Un engin explosif de forte puissance, au vu du gros champignon de nuage qui s’est
élevé au-dessus de la scène, avait été placé sur le trajet de son convoi, à
quelques centaines de mètres au sud du passage d'Erez. C’est une région placée sous
la supervision stricte des services de sécurité du Hamas sans exclure l’intervention
d’un membre d’un autre groupe dissident.
Rami Hamdallah est considéré dans les milieux
politiques comme un modéré qui a déjà subi une grande tragédie lorsque ses
trois enfants ont été tués dans un accident de voiture en 2000. Relativement
jeune, né en 1958, il avait été choisi en tant que technocrate en juin 2013
pour remplacer Salam Fayyed qui avait tenu six ans à la tête du gouvernement
palestinien. Cet universitaire n’est membre d’aucun
parti et s’est tourné tardivement vers la politique.
Avant de devenir premier
ministre, Hamdallah enseignait la linguistique en tant que président de
l'Université nationale An-Najah après avoir suivi des études à l'Université de
Jordanie en 1980 puis en Grande-Bretagne. Il avait obtenu une maîtrise de
l'Université de Manchester en 1982 et un doctorat en linguistique à
l'Université de Lancaster six ans plus tard. Peu
politique au début de sa carrière, il misait tout sur l’éducation : «les
Palestiniens n'ont qu'un seul investissement à faire, l'enseignement supérieur.

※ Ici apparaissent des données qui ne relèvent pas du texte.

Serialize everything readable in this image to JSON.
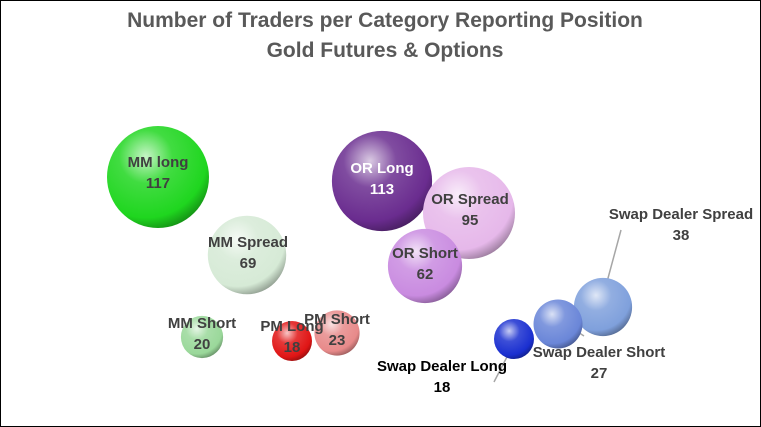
{
  "chart_data": {
    "type": "bubble",
    "title": "Number of Traders per Category Reporting Position",
    "subtitle": "Gold Futures & Options",
    "bubbles": [
      {
        "label": "MM long",
        "value": 117,
        "color": "#1fd61f"
      },
      {
        "label": "OR Long",
        "value": 113,
        "color": "#6a2c8f"
      },
      {
        "label": "OR Spread",
        "value": 95,
        "color": "#e6b8ea"
      },
      {
        "label": "MM Spread",
        "value": 69,
        "color": "#d6ead6"
      },
      {
        "label": "OR Short",
        "value": 62,
        "color": "#c98be0"
      },
      {
        "label": "Swap Dealer Spread",
        "value": 38,
        "color": "#7fa0dc"
      },
      {
        "label": "Swap Dealer Short",
        "value": 27,
        "color": "#6a86d8"
      },
      {
        "label": "PM Short",
        "value": 23,
        "color": "#e88a8a"
      },
      {
        "label": "MM Short",
        "value": 20,
        "color": "#9ad89a"
      },
      {
        "label": "Swap Dealer Long",
        "value": 18,
        "color": "#1a2fd0"
      },
      {
        "label": "PM Long",
        "value": 18,
        "color": "#e01515"
      }
    ]
  }
}
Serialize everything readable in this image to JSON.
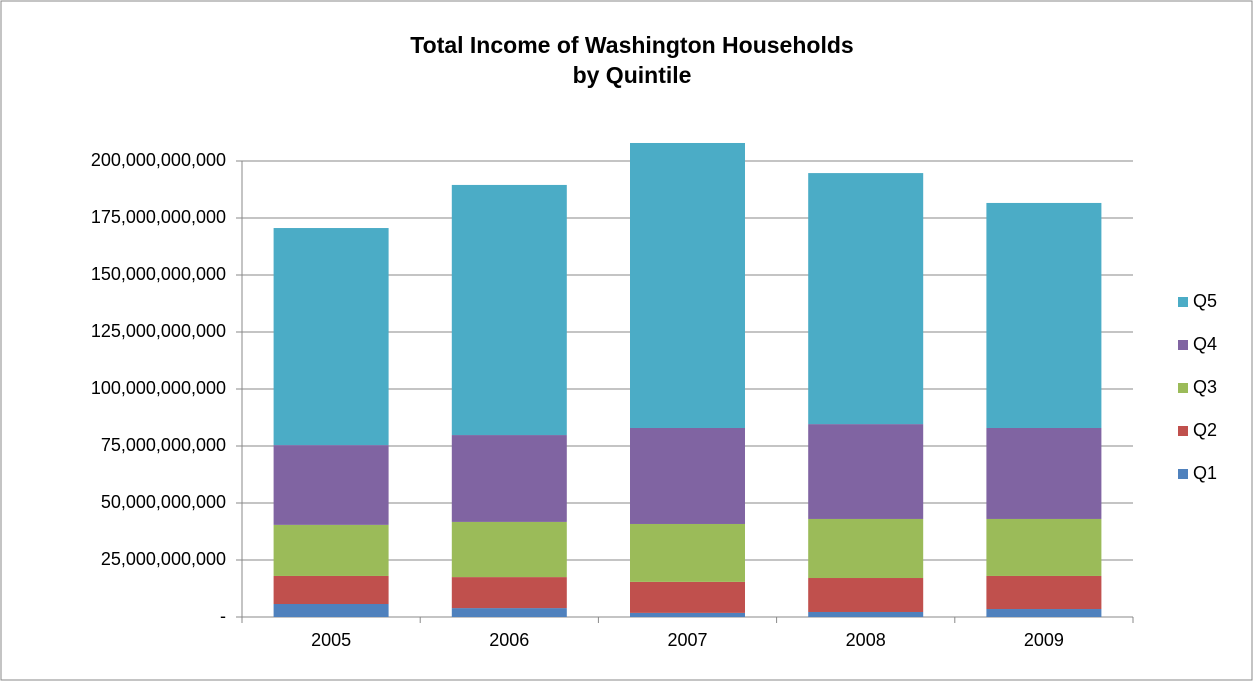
{
  "chart_data": {
    "type": "stacked_bar",
    "title": [
      "Total Income of Washington Households",
      "by Quintile"
    ],
    "categories": [
      "2005",
      "2006",
      "2007",
      "2008",
      "2009"
    ],
    "series": [
      {
        "name": "Q1",
        "color": "#4f81bd",
        "values": [
          5700000000,
          3900000000,
          1800000000,
          2200000000,
          3500000000
        ]
      },
      {
        "name": "Q2",
        "color": "#c0504d",
        "values": [
          12300000000,
          13600000000,
          13600000000,
          14900000000,
          14500000000
        ]
      },
      {
        "name": "Q3",
        "color": "#9bbb59",
        "values": [
          22400000000,
          24200000000,
          25400000000,
          25900000000,
          25000000000
        ]
      },
      {
        "name": "Q4",
        "color": "#8064a2",
        "values": [
          35000000000,
          38100000000,
          42100000000,
          41600000000,
          39900000000
        ]
      },
      {
        "name": "Q5",
        "color": "#4bacc6",
        "values": [
          95200000000,
          109700000000,
          125000000000,
          110100000000,
          98700000000
        ]
      }
    ],
    "ylim": [
      0,
      200000000000
    ],
    "yticks": [
      {
        "value": 0,
        "label": "-"
      },
      {
        "value": 25000000000,
        "label": "25,000,000,000"
      },
      {
        "value": 50000000000,
        "label": "50,000,000,000"
      },
      {
        "value": 75000000000,
        "label": "75,000,000,000"
      },
      {
        "value": 100000000000,
        "label": "100,000,000,000"
      },
      {
        "value": 125000000000,
        "label": "125,000,000,000"
      },
      {
        "value": 150000000000,
        "label": "150,000,000,000"
      },
      {
        "value": 175000000000,
        "label": "175,000,000,000"
      },
      {
        "value": 200000000000,
        "label": "200,000,000,000"
      }
    ],
    "grid": true,
    "legend": "right"
  }
}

Nous n'avons pas de ressources naturelles, nous n'avons pas de pétrole. Tout ce
que nous avons, ce sont nos cerveaux, et le seul moyen est l'éducation supérieure,
nous devrions en éduquer autant que possible».
Il avait des relations
étroites avec deux proches de Yasser Arafat. Tayeb Abdul Rahim, fut le
secrétaire général du gouvernement Arafat, et aujourd'hui secrétaire général de
Mahmoud Abbas. Tawfiq Tirawi, ancien chef des services de renseignement
palestiniens en Cisjordanie et actuel conseiller de sécurité d'Abbas. Alors que
la santé de Mahmoud Abbas décline, il fait partie des successeurs potentiels du
président.
Évidemment
Israël a été pointé du doigt comme instigateur de l’attentat. Or les Israéliens
n’ont aucun intérêt à éliminer un modéré qui collabore avec eux sur le plan
sécuritaire. Ils ne sont pas intéressés à créer une instabilité politique
préjudiciable à leurs intérêts alors que le gouvernement palestinien de
Hamdallah travaille en étroite collaboration avec Israël pour empêcher les
attaques contre Tsahal et les civils israéliens en Cisjordanie.

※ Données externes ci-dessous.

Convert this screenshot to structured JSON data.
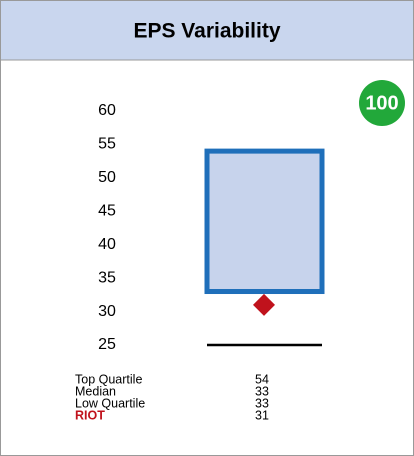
{
  "chart_data": {
    "type": "box",
    "title": "EPS Variability",
    "badge": "100",
    "ylim": [
      25,
      60
    ],
    "yticks": [
      25,
      30,
      35,
      40,
      45,
      50,
      55,
      60
    ],
    "box_color": "#1f6fba",
    "box_fill": "#c7d3ec",
    "stats": [
      {
        "label": "Top Quartile",
        "value": 54
      },
      {
        "label": "Median",
        "value": 33
      },
      {
        "label": "Low Quartile",
        "value": 33
      },
      {
        "label": "RIOT",
        "value": 31,
        "color": "#c0121c"
      }
    ],
    "low_line": 25
  }
}
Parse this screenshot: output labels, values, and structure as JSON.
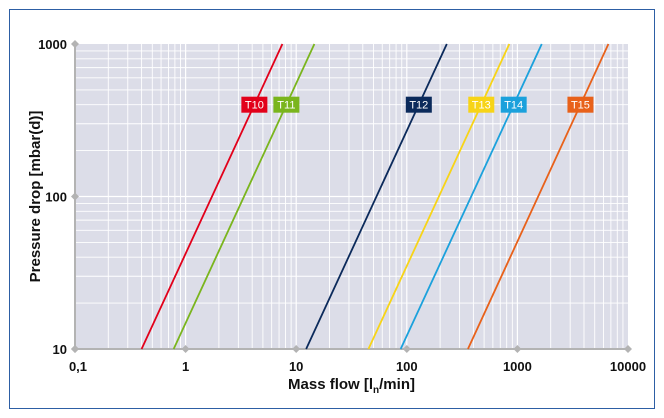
{
  "chart_data": {
    "type": "line",
    "x_scale": "log",
    "y_scale": "log",
    "xlim": [
      0.1,
      10000
    ],
    "ylim": [
      10,
      1000
    ],
    "grid": true,
    "x_ticks": [
      "0,1",
      "1",
      "10",
      "100",
      "1000",
      "10000"
    ],
    "y_ticks": [
      "10",
      "100",
      "1000"
    ],
    "xlabel": "Mass flow [l",
    "xlabel_sub": "n",
    "xlabel_tail": "/min]",
    "ylabel": "Pressure drop [mbar(d)]",
    "plot_background": "#dcdde8",
    "grid_color": "#ffffff",
    "series": [
      {
        "name": "T10",
        "color": "#e2001a",
        "x": [
          0.4,
          7.5
        ],
        "y": [
          10,
          1000
        ],
        "label_at": 400
      },
      {
        "name": "T11",
        "color": "#7ab51d",
        "x": [
          0.78,
          14.6
        ],
        "y": [
          10,
          1000
        ],
        "label_at": 400
      },
      {
        "name": "T12",
        "color": "#0b2a5b",
        "x": [
          12.3,
          230
        ],
        "y": [
          10,
          1000
        ],
        "label_at": 400
      },
      {
        "name": "T13",
        "color": "#f7d417",
        "x": [
          45,
          845
        ],
        "y": [
          10,
          1000
        ],
        "label_at": 400
      },
      {
        "name": "T14",
        "color": "#1ba1dc",
        "x": [
          88,
          1660
        ],
        "y": [
          10,
          1000
        ],
        "label_at": 400
      },
      {
        "name": "T15",
        "color": "#e8611a",
        "x": [
          357,
          6650
        ],
        "y": [
          10,
          1000
        ],
        "label_at": 400
      }
    ]
  }
}
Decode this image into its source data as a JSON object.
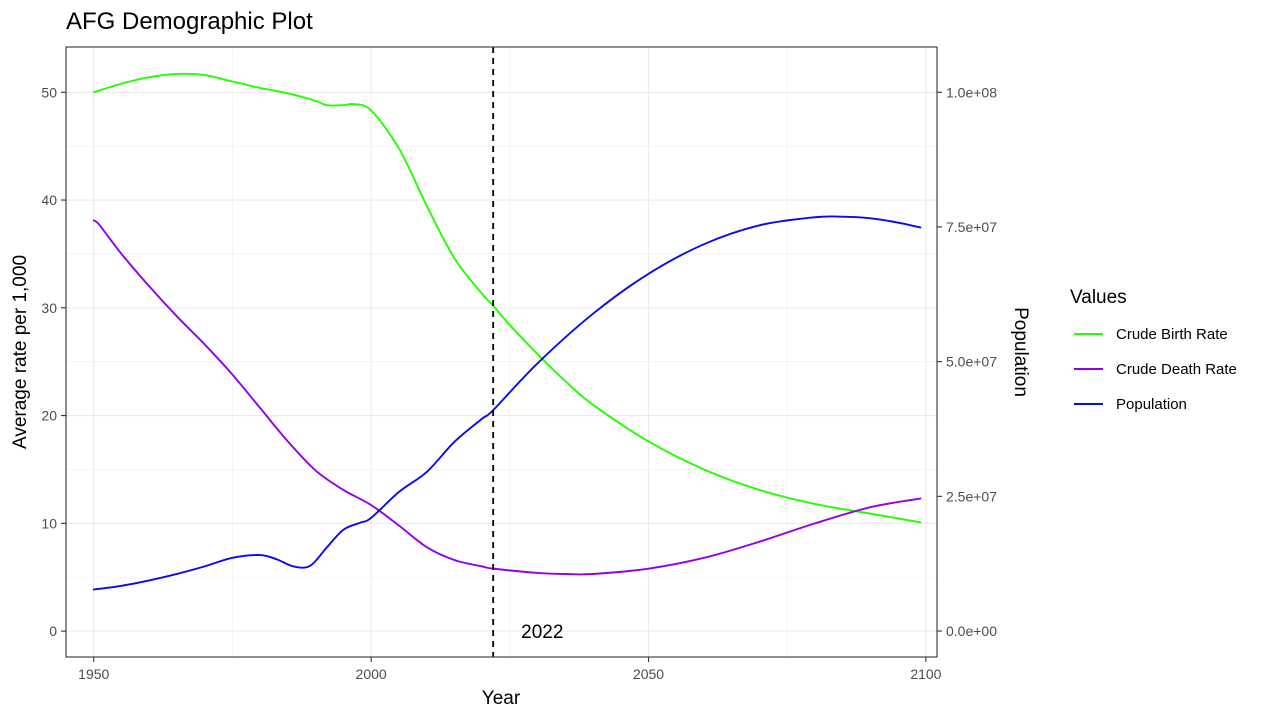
{
  "chart_data": {
    "type": "line",
    "title": "AFG Demographic Plot",
    "xlabel": "Year",
    "ylabel": "Average rate per 1,000",
    "y2label": "Population",
    "xlim": [
      1945,
      2102
    ],
    "ylim": [
      -2.4,
      54.2
    ],
    "y2lim": [
      -4820000,
      108400000
    ],
    "x_ticks": [
      1950,
      2000,
      2050,
      2100
    ],
    "y_ticks": [
      0,
      10,
      20,
      30,
      40,
      50
    ],
    "y2_ticks": [
      {
        "value": 0,
        "label": "0.0e+00"
      },
      {
        "value": 25000000,
        "label": "2.5e+07"
      },
      {
        "value": 50000000,
        "label": "5.0e+07"
      },
      {
        "value": 75000000,
        "label": "7.5e+07"
      },
      {
        "value": 100000000,
        "label": "1.0e+08"
      }
    ],
    "grid": true,
    "legend_title": "Values",
    "legend_position": "right",
    "vline": {
      "x": 2022,
      "label": "2022",
      "style": "dashed"
    },
    "series": [
      {
        "name": "Crude Birth Rate",
        "color": "#22ff00",
        "axis": "left",
        "x": [
          1950,
          1955,
          1960,
          1965,
          1970,
          1975,
          1980,
          1985,
          1990,
          1992,
          1995,
          1997,
          2000,
          2005,
          2010,
          2015,
          2020,
          2022,
          2025,
          2030,
          2035,
          2040,
          2050,
          2060,
          2070,
          2080,
          2090,
          2099
        ],
        "y": [
          50.0,
          50.8,
          51.4,
          51.7,
          51.6,
          51.0,
          50.4,
          49.9,
          49.2,
          48.8,
          48.8,
          48.9,
          48.3,
          44.8,
          39.5,
          34.6,
          31.3,
          30.2,
          28.4,
          25.7,
          23.2,
          21.0,
          17.6,
          15.0,
          13.1,
          11.8,
          10.9,
          10.1
        ]
      },
      {
        "name": "Crude Death Rate",
        "color": "#9400e6",
        "axis": "left",
        "x": [
          1950,
          1951,
          1955,
          1960,
          1965,
          1970,
          1975,
          1980,
          1985,
          1990,
          1995,
          2000,
          2005,
          2010,
          2015,
          2020,
          2022,
          2030,
          2035,
          2040,
          2050,
          2060,
          2070,
          2080,
          2090,
          2099
        ],
        "y": [
          38.1,
          37.7,
          35.0,
          32.0,
          29.2,
          26.6,
          23.8,
          20.7,
          17.6,
          14.9,
          13.1,
          11.7,
          9.8,
          7.8,
          6.6,
          6.0,
          5.8,
          5.4,
          5.3,
          5.3,
          5.8,
          6.8,
          8.3,
          10.0,
          11.5,
          12.3
        ]
      },
      {
        "name": "Population",
        "color": "#0a0aee",
        "axis": "right",
        "x": [
          1950,
          1955,
          1960,
          1965,
          1970,
          1975,
          1980,
          1983,
          1986,
          1989,
          1992,
          1995,
          1998,
          2000,
          2005,
          2010,
          2015,
          2020,
          2022,
          2030,
          2040,
          2050,
          2060,
          2070,
          2080,
          2085,
          2090,
          2095,
          2099
        ],
        "y": [
          7700000,
          8400000,
          9400000,
          10600000,
          12000000,
          13600000,
          14100000,
          13300000,
          12000000,
          12100000,
          15500000,
          18800000,
          20100000,
          21000000,
          25800000,
          29500000,
          35100000,
          39400000,
          41000000,
          49700000,
          58900000,
          66300000,
          71800000,
          75300000,
          76800000,
          76900000,
          76600000,
          75800000,
          74900000
        ]
      }
    ]
  }
}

Majid Faraj en veste bleue |
En
fait, les auteurs de l’attentat ont voulu certainement porter un coup mortel à
la réconciliation entre Palestiniens et neutraliser les efforts égyptiens. Le
général Majid Faraj, chef des renseignements, qui faisait partie du cortège,
était tout aussi visé ce qui pousse l'Autorité palestinienne à accuser le Hamas
d'être responsable de la mise en danger de la sécurité du convoi. Hamdallah a préféré
retourner immédiatement en Cisjordanie, via le territoire israélien.
Les
auteurs de l’attentat avaient agi de manière professionnelle en visant la totalité
des véhicules du convoi pour toucher les plus hauts responsables de l’AP. Deux
hypothèses sont alors avancées. L’organisation responsable de l’attentat
voulait s’opposer au Hamas parce qu’elle refuse la réconciliation avec le
Fatah. D’autres pensent que le Hamas était forcément informé du projet et qu’il
avait préféré fermer les yeux en exigeant simplement un acte d’avertissement
sans porter atteinte à la vie des ministres. Ce n’est pas la première fois que
des opposants au Hamas agissent à Gaza. Tawfiq Abu Naim, chef de la sécurité,
avait été blessé en octobre 2017 et toutes les accusations étaient dirigées
contre des groupes salafistes extrémistes qui avaient été l’objet de mesures
sécuritaires.
Les
regards sont aussi portés sur Mohamed Dahlan, l’ancien homme fort de Gaza, adoubé
par de nombreux fidèles locaux qui préparent son retour. Opposé de longue date à Mahmoud Abbas, il est
en désaccord avec certains membres du Hamas. En fait, il s’agit de porter atteinte
aux relations déjà bien établies entre l'Autorité palestinienne et le Hamas. L'engin
explosif contre le convoi de Hamdallah a explosé quelques heures seulement
avant la convocation d'une conférence spéciale à Washington sur les moyens de
faire face à la grave crise humanitaire dans la bande de Gaza. L'AP et le
Hamas avaient décidé de boycotter la conférence, qui comportait des représentants
américains et israéliens. Si l’on voulait s’opposer à l’amélioration de la
situation à Gaza, on ne s’y serait pas pris autrement. La bombe contre Hamdallah
a détruit toutes les chances de parvenir à une solution humanitaire à Gaza.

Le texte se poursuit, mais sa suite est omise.